This coming school year, Generation Citizen will grow to serve 6,000 students in Boston, Providence, and New York City – 2,250 more students than 2011-2012. Growth is both exciting and a challenge – our staff and budget need to increase accordingly. The trick is to grow while actually increasing the effectiveness of our program.
And that requires a better understanding of precisely how GC empowers students – and how we can do better. So to supplement our quantitative evaluation, GC recently commissioned a qualitative study by two experienced independent evaluators, Rebecca Casciano and Jonathan Davis.
The study utilized extensive student, teacher, and Mentor interviews to better understand how our program inputs (teachers, Mentors, curriculum, etc.) lead to student outcomes (civic knowledge, skills, motivation/dispositions).
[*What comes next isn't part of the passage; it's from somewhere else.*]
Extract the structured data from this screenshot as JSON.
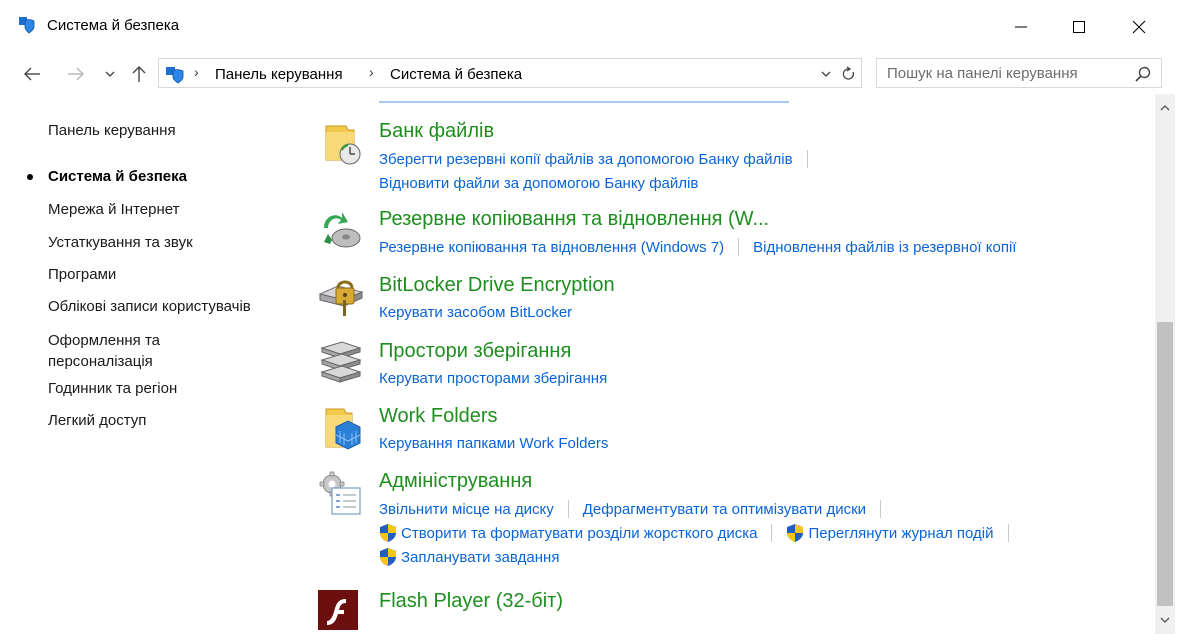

I won’t regurgitate the report here, but in case you need a teaser, here is just one of many student quotes on the power of GC to empower students and put them on a path to future civic engagement:
“All of us can really relate to problems that happen outside [the school], but we didn’t know that everyone was having these problems. When we found out it was happening to a whole bunch of people, we thought it was a really big issue and we wanted to fix it. We started doing more research which made us more interested.”
The report also offers us several suggestions to improve our action civics course in the future – food for thought as we work to revise our curriculum and trainings this summer.